EURO CLIMBS TO TWO -YEAR HIGH -- THAT'S GOOD FOR EUROZONE ETFS -- GERMAN ISHARES NEAR BULLISH BREAKOUT -- WEAK DOLLAR BOOSTS EMERGING MARKETS
EURO RALLIES TO TWO-YEAR HIGH... Yesterday's message showed the euro testing its March high. Chart 2 shows the eurozone currency trading above that level in today's trading. That puts the euro at the highest level in nearly two years. The rising euro is putting more downside pressure on the U.S. Dollar Index which is nearing a test of its March low. Yesterday's message wrote about the weaker dollar boosting commodity prices, and precious metals in particular. Another side effect of a weaker dollar is that it encourages investment in foreign markets with stronger currencies. And the eurozone in particular that uses the euro. The weekly bars in Chart 2 show that the new uptrend in the euro has taken place after a successful test of its late 2016/early 2017 low. That potential "double bottom" increases the odds that the euro rally has more staying power. That should attract new money into that region. The euro is also benefiting from the $2 trillion stimulus package passed by the European Union to boost the economies of that region. A strong euro is especially good for eurozone ETFs that are priced in a weaker dollar.


RISING EURO BOOSTS EUROZONE ETFS... While eurozone stocks are experiencing some minor profit-taking today, its stock ETFs are higher. That difference is tied to the stronger euro. That's because foreign stock ETFs are priced in weaker U.S. dollars. That means their stock ETFs do better than their local benchmarks when their currency is stronger than the dollar. The daily bars in the lower box in Chart 3 show the MSCI Eurozone iShares (EZU) touching the highest level since February. And doing better than stocks here in the states. That can be seen in middle box which plots a ratio of the EZU divided by the S&P 500. The ratio bottomed in March, and started rising again during the middle of May. The ratio is now trading at the highest level since March. That's because of the rising euro which is plotted in the upper box. The two upper boxes show a close correlation between the EZU/SPX ratio and the currency. The ratio bottomed with the euro during March and May (see circles); and has risen with the currency since then. Another good sign is coming from an even stronger performance in Germany.

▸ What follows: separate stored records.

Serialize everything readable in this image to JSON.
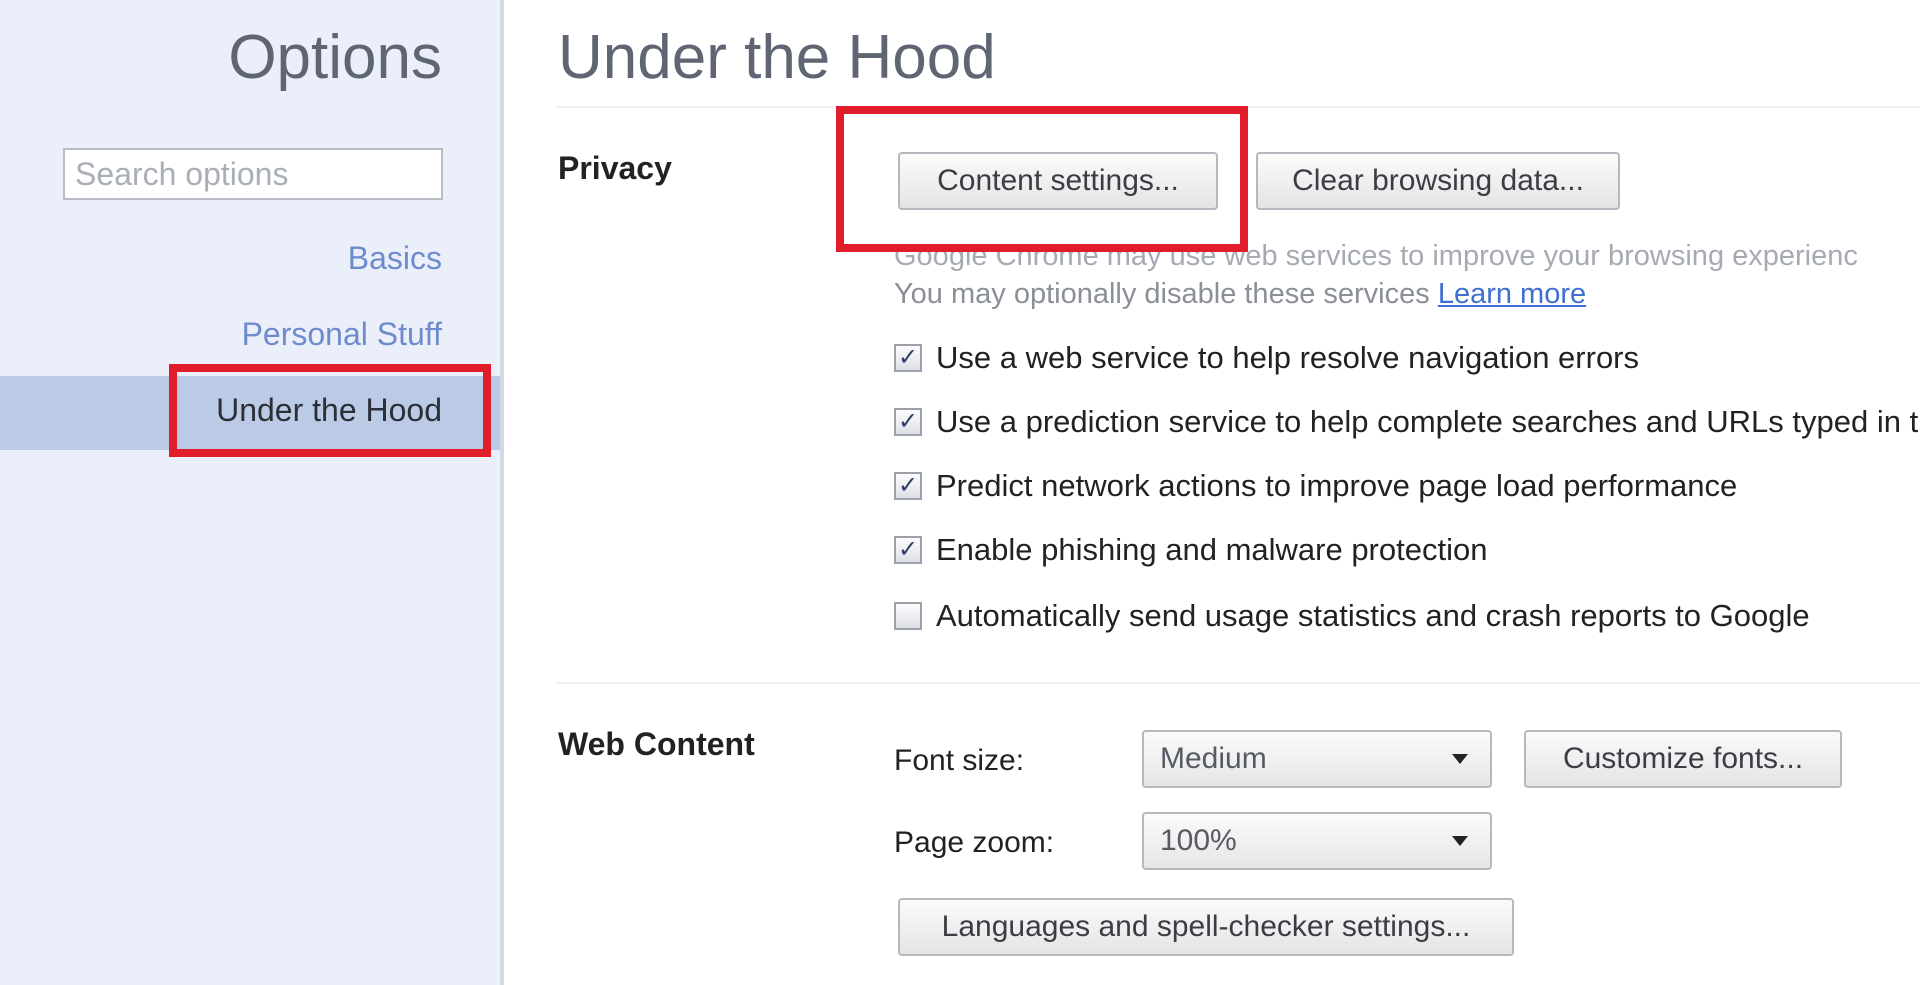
{
  "sidebar": {
    "title": "Options",
    "search_placeholder": "Search options",
    "items": [
      {
        "label": "Basics",
        "selected": false
      },
      {
        "label": "Personal Stuff",
        "selected": false
      },
      {
        "label": "Under the Hood",
        "selected": true
      }
    ]
  },
  "main": {
    "title": "Under the Hood",
    "privacy": {
      "label": "Privacy",
      "content_settings_button": "Content settings...",
      "clear_browsing_button": "Clear browsing data...",
      "info_line1": "Google Chrome may use web services to improve your browsing experienc",
      "info_line2": "You may optionally disable these services",
      "learn_more": "Learn more",
      "checkboxes": [
        {
          "label": "Use a web service to help resolve navigation errors",
          "checked": true
        },
        {
          "label": "Use a prediction service to help complete searches and URLs typed in t",
          "checked": true
        },
        {
          "label": "Predict network actions to improve page load performance",
          "checked": true
        },
        {
          "label": "Enable phishing and malware protection",
          "checked": true
        },
        {
          "label": "Automatically send usage statistics and crash reports to Google",
          "checked": false
        }
      ]
    },
    "web_content": {
      "label": "Web Content",
      "font_size_label": "Font size:",
      "font_size_value": "Medium",
      "customize_fonts_button": "Customize fonts...",
      "page_zoom_label": "Page zoom:",
      "page_zoom_value": "100%",
      "languages_button": "Languages and spell-checker settings..."
    }
  },
  "colors": {
    "highlight": "#e21d2b",
    "sidebar_bg": "#ebeff9",
    "selected_bg": "#bccbe5",
    "link": "#3f6fd1"
  }
}
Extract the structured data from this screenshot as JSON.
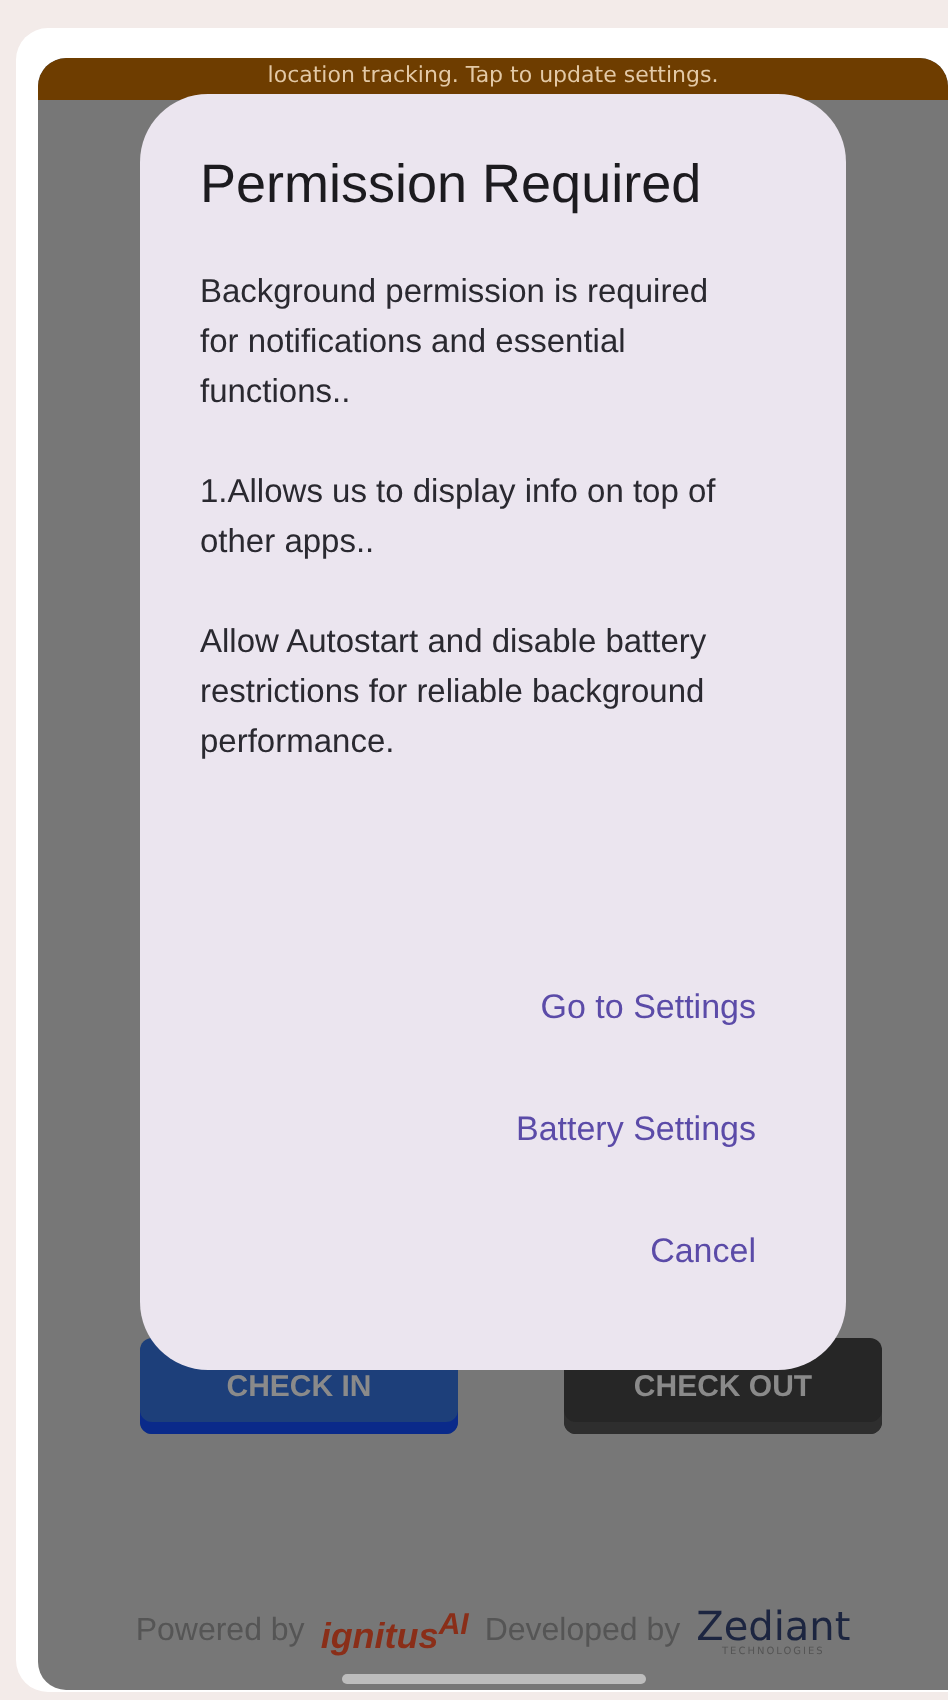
{
  "banner": {
    "text": "location tracking. Tap to update settings."
  },
  "dialog": {
    "title": "Permission Required",
    "paragraphs": [
      "Background permission is required for notifications and essential functions..",
      "1.Allows us to display info on top of other apps..",
      "Allow Autostart and disable battery restrictions for reliable background performance."
    ],
    "actions": [
      "Go to Settings",
      "Battery Settings",
      "Cancel"
    ]
  },
  "buttons": [
    {
      "label": "CHECK IN",
      "kind": "primary"
    },
    {
      "label": "CHECK OUT",
      "kind": "dark"
    }
  ],
  "footer": {
    "powered_label": "Powered by",
    "powered_brand": "ignitus$^{AI}$",
    "developed_label": "Developed by",
    "developed_brand": "Zediant",
    "developed_tagline": "TECHNOLOGIES"
  }
}
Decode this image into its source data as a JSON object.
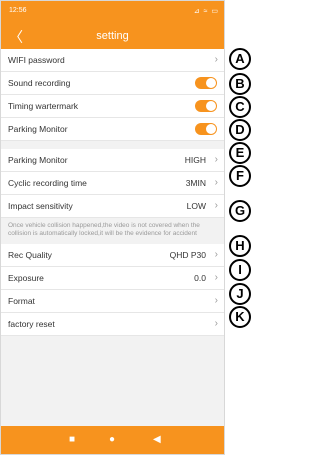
{
  "status_bar": {
    "time": "12:56",
    "icons": "⊿ ≈ ▭"
  },
  "header": {
    "title": "setting",
    "back": "〈"
  },
  "rows": {
    "wifi_password": {
      "label": "WIFI password"
    },
    "sound_recording": {
      "label": "Sound recording",
      "enabled": true
    },
    "timing_watermark": {
      "label": "Timing wartermark",
      "enabled": true
    },
    "parking_monitor_switch": {
      "label": "Parking Monitor",
      "enabled": true
    },
    "parking_monitor": {
      "label": "Parking Monitor",
      "value": "HIGH"
    },
    "cyclic_recording": {
      "label": "Cyclic recording time",
      "value": "3MIN"
    },
    "impact_sensitivity": {
      "label": "Impact sensitivity",
      "value": "LOW"
    },
    "rec_quality": {
      "label": "Rec Quality",
      "value": "QHD P30"
    },
    "exposure": {
      "label": "Exposure",
      "value": "0.0"
    },
    "format": {
      "label": "Format"
    },
    "factory_reset": {
      "label": "factory reset"
    }
  },
  "note": "Once vehicle collision happened,the video is not covered when the collision is automatically locked,it will be the evidence for accident",
  "chevron": "›",
  "navbar": {
    "home": "■",
    "circle": "●",
    "back": "◀"
  },
  "callouts": [
    "A",
    "B",
    "C",
    "D",
    "E",
    "F",
    "G",
    "H",
    "I",
    "J",
    "K"
  ],
  "colors": {
    "accent": "#f7931e"
  }
}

GERMANY ISHARES NEAR UPSIDE BREAKOUT... Germany is the biggest economy in Europe. So what happens there matters to the entire continent. The weekly bars in Chart 4 show Germany iShares (EWG) moving closer to a challenge of their January peak. A close above that level would constitute a bullish breakout for German stocks; and would give an additional boost to the entire region. Germany is the second biggest part of the EZU (29%) and is second only the France's EZU weight of 33%. A stronger eurozone would also be a plus for the global economy.

WEAKER DOLLAR BOOSTS EMERGING MARKETS... The bullish effect of a weaker dollar applies to all foreign markets, including emerging markets. The rising red line in Chart 5 plots a ratio of Emerging Markets iShares (EEM) divided by the S&P 500 showing EM outpacing the SPX over the last couple of months. That has a lot to do with the rising green line which plots the WisdomTree Emerging Currency Fund (CEW). There again, rising local currencies (versus the dollar) gave an added boost to EM stocks, especially in Asia.
GLOBAL IMPACT OF RISING COMMODITIES... Since a weaker dollar boosts commodity prices, foreign stocks tied to commodities benefit as well. That includes commodity exporters like Australia and Canada whose currencies have also been rising (and EM commodity exporters like Brazil and Russia). A stronger Chinese yuan has also given a boost to commodity prices by making Chinese imports of those commodities more affordable. China is the world's biggest buyer of commodities. A stronger Chinese yuan is also attracting funds into Chinese stocks, which is helping boost Asian markets in South Korea and Taiwan whose stock ETFs have also been rising.